When Mario Longhi took the helm of US Steel in 2013, his vision for the company—which was once the largest steel producer in the world—involved modernizing, streamlining, and most significantly, downsizing. Plant closures and layoffs have defined Longhi’s tenure, with four facility shut-downs announced this month alone. But aside from the temporary idling of two tubular plants in reaction to dropping oil prices, the company insists the rest of the mass layoffs are part of its grand plan.

That plan is called The Carnegie Way, with a strategy that aims to consistently turn a profit instead of riding the peaks and troughs of the commodity markets. It makes sense in a global context, with Europe-based ArcelorMittal claiming the top spot in worldwide steel production and China driving overcapacity with bargain-basement prices. And it even makes sense domestically, with Nucor out-producing and out-profiting US Steel quarter after quarter. But the plan doesn’t make sense in the context of its namesake: profits above all else might be the mantra of US-style capitalism, but it didn’t belong to one of America’s greatest capitalists, Andrew Carnegie.

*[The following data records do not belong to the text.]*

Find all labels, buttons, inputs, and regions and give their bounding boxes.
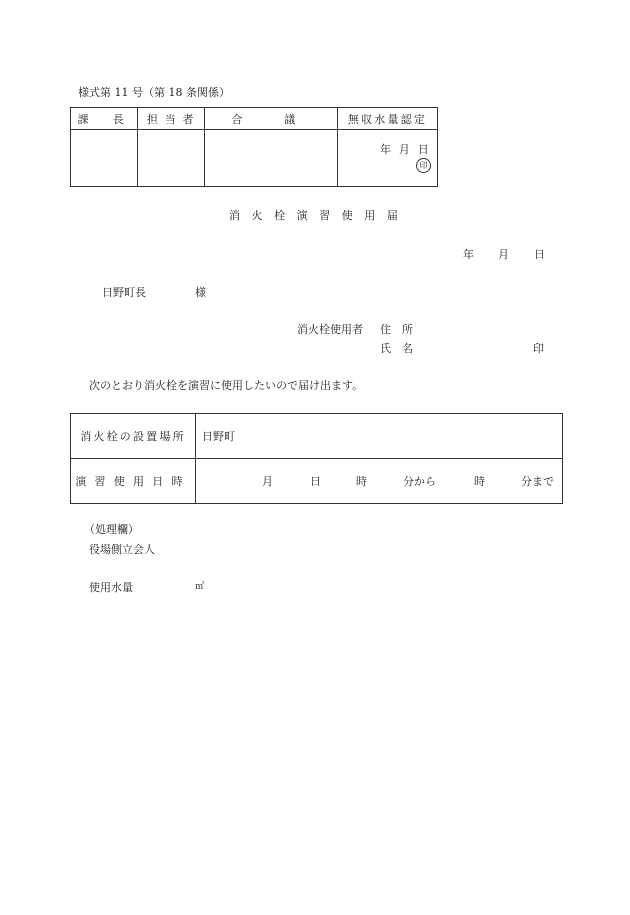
datetime-unit-month: 月 (262, 475, 273, 488)
approval-header-consult-label: 合 議 (231, 112, 311, 126)
approval-header-staff (138, 108, 205, 130)
datetime-unit-to-hour: 時 (474, 475, 485, 488)
datetime-unit-day: 日 (310, 475, 321, 488)
location-value-cell[interactable] (196, 414, 563, 459)
applicant-address-label: 住 所 (380, 323, 413, 336)
seal-icon: 印 (416, 158, 431, 173)
approval-box-chief[interactable] (71, 130, 138, 187)
approval-header-staff-label: 担 当 者 (146, 112, 196, 126)
datetime-unit-to-minute: 分まで (521, 475, 554, 488)
processing-witness-label: 役場側立会人 (89, 543, 155, 556)
approval-header-chief-label: 課 長 (77, 112, 131, 126)
approval-box-consult[interactable] (205, 130, 338, 187)
approval-box-staff[interactable] (138, 130, 205, 187)
approval-header-water-label: 無収水量認定 (347, 112, 428, 126)
addressee-honorific: 様 (195, 286, 206, 299)
location-value: 日野町 (202, 430, 235, 443)
approval-header-chief (71, 108, 138, 130)
details-table (70, 413, 563, 504)
processing-heading: （処理欄） (84, 523, 139, 536)
applicant-seal: 印 (533, 342, 544, 355)
approval-box-water[interactable] (338, 130, 438, 187)
applicant-role: 消火栓使用者 (297, 323, 363, 336)
submission-year: 年 (463, 248, 474, 261)
approval-header-consult (205, 108, 338, 130)
submission-day: 日 (534, 248, 545, 261)
approval-date: 年 月 日 (380, 143, 431, 156)
datetime-label-cell (71, 459, 196, 504)
datetime-value-cell[interactable] (196, 459, 563, 504)
datetime-unit-hour: 時 (356, 475, 367, 488)
datetime-unit-from-minute: 分から (403, 475, 436, 488)
datetime-label: 演習使用日時 (75, 475, 191, 488)
page-title: 消火栓演習使用届 (229, 209, 410, 222)
approval-table (70, 107, 438, 187)
approval-header-water (338, 108, 438, 130)
submission-month: 月 (498, 248, 509, 261)
location-label: 消火栓の設置場所 (80, 430, 186, 443)
location-label-cell (71, 414, 196, 459)
addressee-name: 日野町長 (102, 286, 146, 299)
processing-water-unit: ㎥ (195, 582, 205, 592)
processing-water-label: 使用水量 (89, 581, 133, 594)
form-number: 様式第 11 号（第 18 条関係） (78, 86, 230, 99)
applicant-name-label: 氏 名 (380, 342, 413, 355)
statement-text: 次のとおり消火栓を演習に使用したいので届け出ます。 (89, 379, 364, 392)
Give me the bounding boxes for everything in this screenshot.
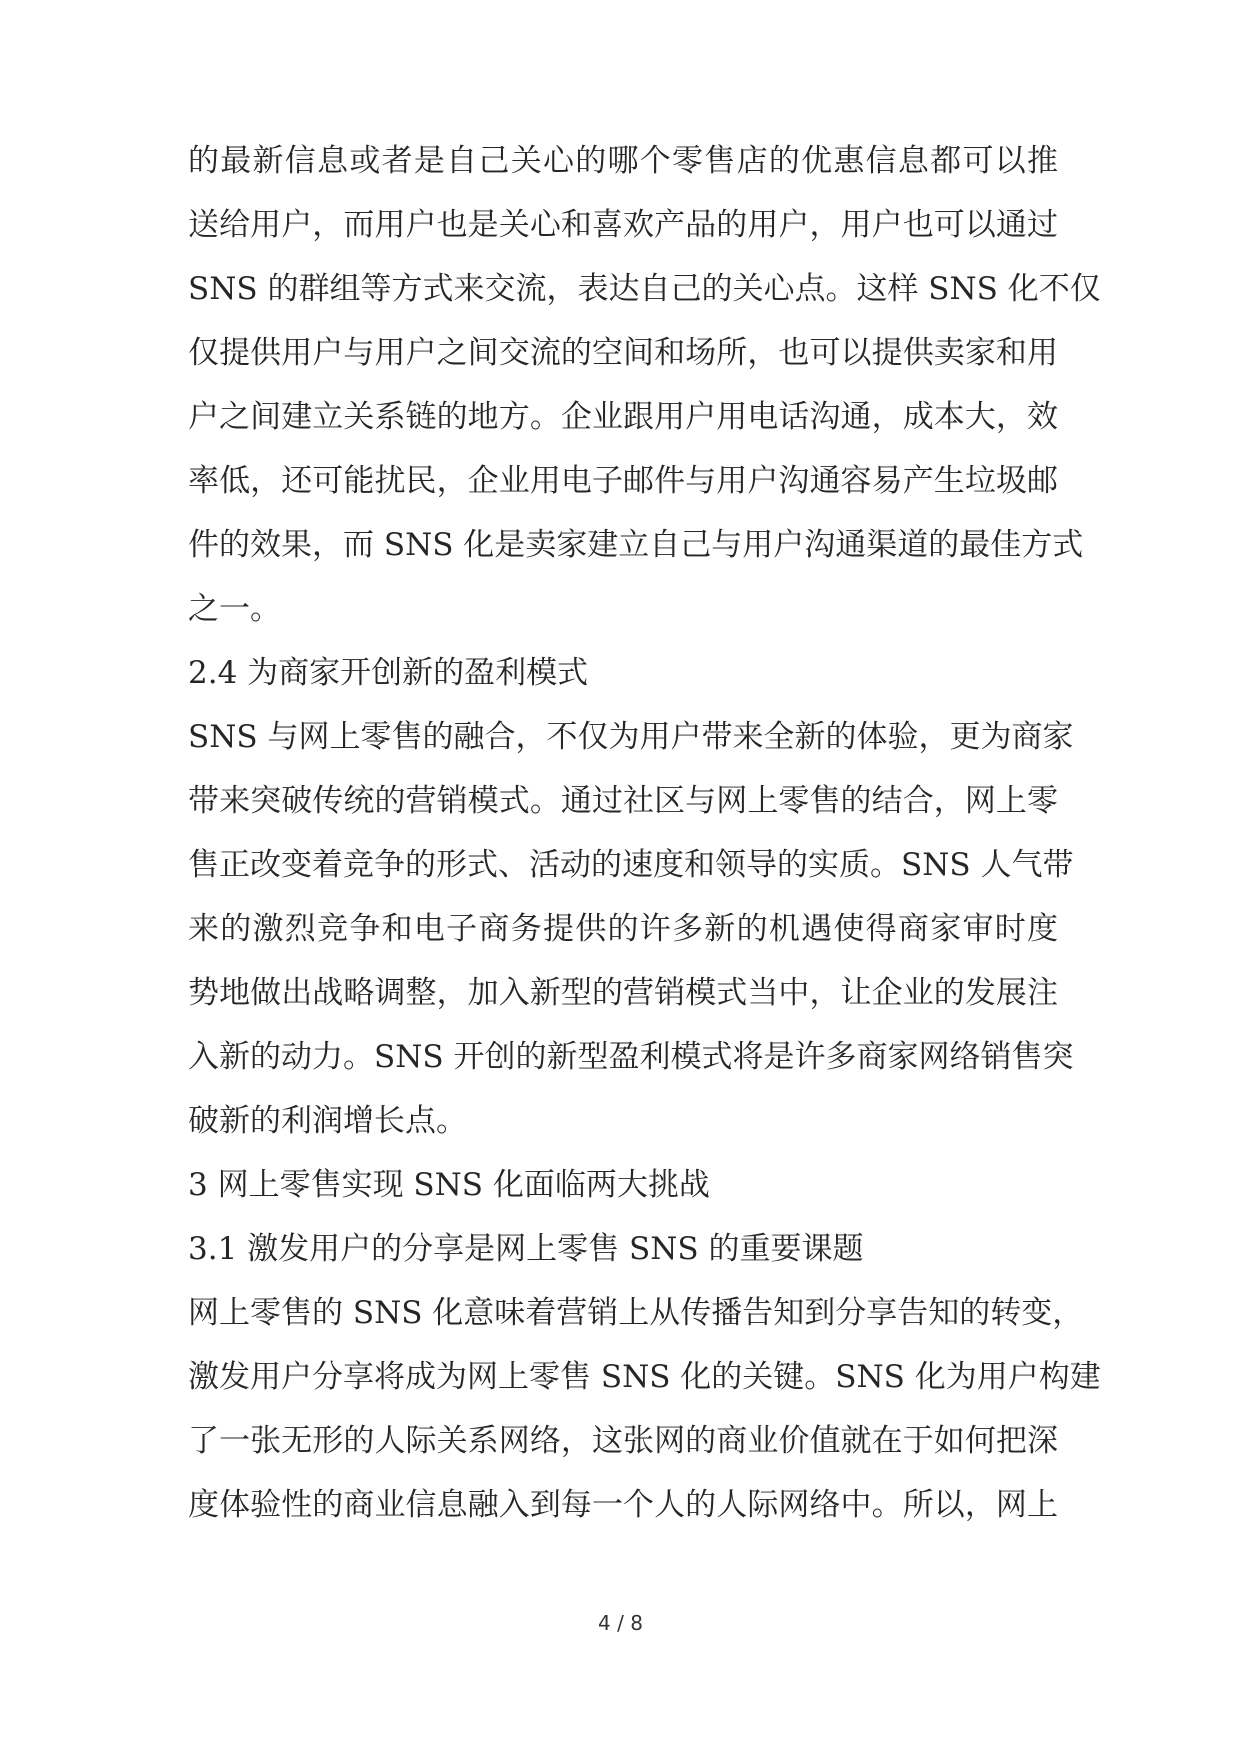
body-line: 入新的动力。SNS 开创的新型盈利模式将是许多商家网络销售突 [188,1039,1074,1075]
body-line: 度体验性的商业信息融入到每一个人的人际网络中。所以，网上 [188,1487,1058,1523]
body-line: 仅提供用户与用户之间交流的空间和场所，也可以提供卖家和用 [188,335,1058,371]
body-line: 送给用户，而用户也是关心和喜欢产品的用户，用户也可以通过 [188,207,1058,243]
section-heading: 2.4 为商家开创新的盈利模式 [188,655,589,691]
body-line: 之一。 [188,591,281,627]
body-line: 件的效果，而 SNS 化是卖家建立自己与用户沟通渠道的最佳方式 [188,527,1084,563]
section-heading: 3 网上零售实现 SNS 化面临两大挑战 [188,1167,710,1203]
page-number: 4 / 8 [598,1611,643,1635]
body-line: 了一张无形的人际关系网络，这张网的商业价值就在于如何把深 [188,1423,1058,1459]
body-line: SNS 与网上零售的融合，不仅为用户带来全新的体验，更为商家 [188,719,1074,755]
body-line: 售正改变着竞争的形式、活动的速度和领导的实质。SNS 人气带 [188,847,1074,883]
body-line: 率低，还可能扰民，企业用电子邮件与用户沟通容易产生垃圾邮 [188,463,1058,499]
body-line: 破新的利润增长点。 [188,1103,467,1139]
body-line: 网上零售的 SNS 化意味着营销上从传播告知到分享告知的转变， [188,1295,1084,1331]
body-line: 带来突破传统的营销模式。通过社区与网上零售的结合，网上零 [188,783,1058,819]
body-line: 势地做出战略调整，加入新型的营销模式当中，让企业的发展注 [188,975,1058,1011]
body-line: 户之间建立关系链的地方。企业跟用户用电话沟通，成本大，效 [188,399,1058,435]
body-line: 激发用户分享将成为网上零售 SNS 化的关键。SNS 化为用户构建 [188,1359,1101,1395]
body-line: SNS 的群组等方式来交流，表达自己的关心点。这样 SNS 化不仅 [188,271,1101,307]
body-line: 的最新信息或者是自己关心的哪个零售店的优惠信息都可以推 [188,143,1058,179]
body-line: 来的激烈竞争和电子商务提供的许多新的机遇使得商家审时度 [188,911,1058,947]
subsection-heading: 3.1 激发用户的分享是网上零售 SNS 的重要课题 [188,1231,864,1267]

After a hardscrabble childhood in Scotland and difficult young adulthood as a poor immigrant in Pennsylvania, Carnegie worked his way from bobbin boy at a textile factory to the father of the US steel industry. It was a true rags-to-riches story, the kind of boot-strap individualism that conservative politicians hold up as a beacon against the encroaching horror of entitlement culture. But while Carnegie’s hard work and business savvy might have made him a legend, it’s only half the story. What he did with the wealth he earned is often ignored, possibly on purpose.

Many people, even within the steel industry, are unaware that Carnegie was also known during his time as a successful writer. He wrote three travel memoirs and several books and papers with a political bent, and one of his most well-known works in his time was his article “Wealth” published in 1889 in the North American Review. In the article, Carnegie argued that the life of a wealthy industrialist should be two-fold: first, the accumulation of wealth; second, the distribution of wealth to benevolent causes.

In a letter to himself written when he was 33, Carnegie said: “Man must have no idol and the amassing of wealth is one of the worst species of idolatry! No idol is more debasing than the worship of money! Whatever I engage in I must push inordinately; therefore should I be careful to choose that life which will be the most elevating in its character.”

Carnegie so strongly believed that philanthropy was the key to a worthwhile life that he famously planned to die penniless—and he came close. By the time he died in 1919, he had given away over $350 million (the equivalent of $4.8 billion in 2010 dollars) to build universities and libraries and museums and concert halls and other institutions that contributed to the public benefit, and his will bequeathed the remaining $30 million to foundations, charities and pensioners. In fact, Carnegie was one of the driving forces in the early 20th century to make free libraries available to all.

To Carnegie, it would be an immoral waste to spend such vast wealth on personal luxuries. And it would be even more immoral to hoard wealth, keeping it locked away where it can’t benefit the economy that helped produce it. If Carnegie somehow time-traveled to 2015 and met the one-percenters who brag about how much they’re worth while at the same time lobbying the government to cut spending on education and the arts, there’s a good chance he’d throw a well-aged Scotch in their faces.

In essence, Carnegie believed that there wasn’t a point to being rich if you didn’t use your wealth to make the world a better place—and donating a few measly millions for PR clout and tax breaks doesn’t cut it. The true Carnegie Way isn’t profits above all else—it’s profits with a purpose. If US Steel succeeds in turning its consistent red quarters into black, the best way to honor the man who made that company possible would be to make those profits count, by sponsoring training programs and building technical schools and investing in communities that surround its mills and—a radical thought—paying its employees far beyond what’s typical for the industry.

Carnegie owed his prosperity to the nation that provided him with unlimited opportunities. US Steel owes his legacy a more benevolent interpretation of The Carnegie Way.